I paid my money. I walked back to an empty pair of seats and took one by the window. The bus started. I slouched down, but peered across the bottom of the window frame. We rolled, slowly, 15 mph limits on the university streets and speed bumps, too. I didn’t see Parks or Ryan. I saw various other people I knew, quite a few of them, and I wanted to wave. I wanted to tell them what was happening to me. I wanted to say good-bye, just in case. We stopped a few more times. Someone took the seat next to me.
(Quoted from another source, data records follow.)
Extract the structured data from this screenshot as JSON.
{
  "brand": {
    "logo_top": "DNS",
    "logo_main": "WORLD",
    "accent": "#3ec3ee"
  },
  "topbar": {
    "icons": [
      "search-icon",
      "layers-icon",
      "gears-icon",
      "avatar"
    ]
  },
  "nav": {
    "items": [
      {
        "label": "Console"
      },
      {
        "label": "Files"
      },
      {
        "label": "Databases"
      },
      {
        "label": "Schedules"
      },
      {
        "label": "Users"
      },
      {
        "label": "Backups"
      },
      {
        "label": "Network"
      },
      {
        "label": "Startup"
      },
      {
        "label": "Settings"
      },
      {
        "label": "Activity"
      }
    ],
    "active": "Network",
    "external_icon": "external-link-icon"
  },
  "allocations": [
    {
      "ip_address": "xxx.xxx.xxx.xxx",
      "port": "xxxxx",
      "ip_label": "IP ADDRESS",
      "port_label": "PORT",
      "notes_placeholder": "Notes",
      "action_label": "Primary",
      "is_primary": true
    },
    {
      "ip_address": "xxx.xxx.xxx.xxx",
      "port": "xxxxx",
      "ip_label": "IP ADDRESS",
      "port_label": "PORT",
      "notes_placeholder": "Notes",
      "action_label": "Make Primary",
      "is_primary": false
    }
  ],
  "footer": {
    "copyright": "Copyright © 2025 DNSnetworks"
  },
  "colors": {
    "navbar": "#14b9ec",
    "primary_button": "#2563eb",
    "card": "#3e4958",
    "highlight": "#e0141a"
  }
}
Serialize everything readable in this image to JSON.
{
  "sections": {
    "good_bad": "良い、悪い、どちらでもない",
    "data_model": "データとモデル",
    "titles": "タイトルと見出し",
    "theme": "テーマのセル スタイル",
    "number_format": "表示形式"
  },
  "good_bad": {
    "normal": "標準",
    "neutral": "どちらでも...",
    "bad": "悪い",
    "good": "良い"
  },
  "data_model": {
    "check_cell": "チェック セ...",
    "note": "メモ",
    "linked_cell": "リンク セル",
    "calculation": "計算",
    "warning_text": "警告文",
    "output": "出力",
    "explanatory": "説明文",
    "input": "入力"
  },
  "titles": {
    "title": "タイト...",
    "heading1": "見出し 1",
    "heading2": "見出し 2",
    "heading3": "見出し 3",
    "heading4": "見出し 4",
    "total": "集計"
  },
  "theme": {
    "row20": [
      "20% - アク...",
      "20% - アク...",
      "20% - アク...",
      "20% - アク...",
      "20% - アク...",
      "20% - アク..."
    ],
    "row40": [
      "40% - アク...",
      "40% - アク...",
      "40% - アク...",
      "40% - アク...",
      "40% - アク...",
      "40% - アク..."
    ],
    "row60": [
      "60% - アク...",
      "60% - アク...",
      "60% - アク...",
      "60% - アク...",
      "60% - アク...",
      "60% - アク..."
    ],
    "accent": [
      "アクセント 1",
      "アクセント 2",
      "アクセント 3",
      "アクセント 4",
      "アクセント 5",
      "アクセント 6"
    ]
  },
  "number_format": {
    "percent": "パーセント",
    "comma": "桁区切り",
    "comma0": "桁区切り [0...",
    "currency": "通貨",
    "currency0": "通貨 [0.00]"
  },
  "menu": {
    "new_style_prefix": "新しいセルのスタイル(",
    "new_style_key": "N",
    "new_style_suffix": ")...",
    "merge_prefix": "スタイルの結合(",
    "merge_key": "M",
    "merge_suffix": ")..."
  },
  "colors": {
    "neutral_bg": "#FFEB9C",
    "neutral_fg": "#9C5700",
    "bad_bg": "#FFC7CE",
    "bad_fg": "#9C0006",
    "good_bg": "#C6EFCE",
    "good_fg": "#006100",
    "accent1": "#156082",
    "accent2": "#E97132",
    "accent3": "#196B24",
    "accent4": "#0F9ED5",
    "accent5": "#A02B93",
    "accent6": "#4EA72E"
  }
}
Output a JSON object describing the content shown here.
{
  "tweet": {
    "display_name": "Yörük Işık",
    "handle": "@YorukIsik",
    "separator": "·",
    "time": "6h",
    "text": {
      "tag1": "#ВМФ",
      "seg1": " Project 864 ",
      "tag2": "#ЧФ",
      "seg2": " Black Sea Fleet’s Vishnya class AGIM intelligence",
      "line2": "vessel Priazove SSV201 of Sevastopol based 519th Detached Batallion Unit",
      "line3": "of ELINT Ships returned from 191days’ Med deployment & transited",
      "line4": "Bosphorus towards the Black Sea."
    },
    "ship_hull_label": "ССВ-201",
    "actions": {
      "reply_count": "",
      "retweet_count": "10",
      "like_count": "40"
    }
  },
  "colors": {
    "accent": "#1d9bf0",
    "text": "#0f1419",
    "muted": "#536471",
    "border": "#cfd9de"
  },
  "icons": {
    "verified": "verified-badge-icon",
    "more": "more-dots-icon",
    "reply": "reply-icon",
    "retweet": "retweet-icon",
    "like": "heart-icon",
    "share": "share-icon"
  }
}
As we left the campus I fell asleep.
“Hey, buddy, buddy.” A hand was shaking me awake.
“Where are we?”
“End of the line, buddy.”
I panicked until I realized that it was the driver and his words were a simple literalism, not a colloquialism or a metaphor.
“Thanks,” I said.
It wasn’t much of a station, a shabby old storefront and parking along the side and back for five, maybe six buses at a time and a yellow line on the curb with a NO PARKING CABSTAND sign, one lonesome driver hanging in. The first bus out, leaving in nine minutes, was an express to D.C. Next bus, which would have headed west, wasn’t for over an hour. I wasn’t in the mood to hang about. It was nineteen dollars one way and thirty-seven round-trip. Not much of a savings. I bought the one-way. A bus depot is the kind of place where there’s nothing suspicious about a one-way ticket out of town. A lot of people who take the bus don’t plan on ever coming back.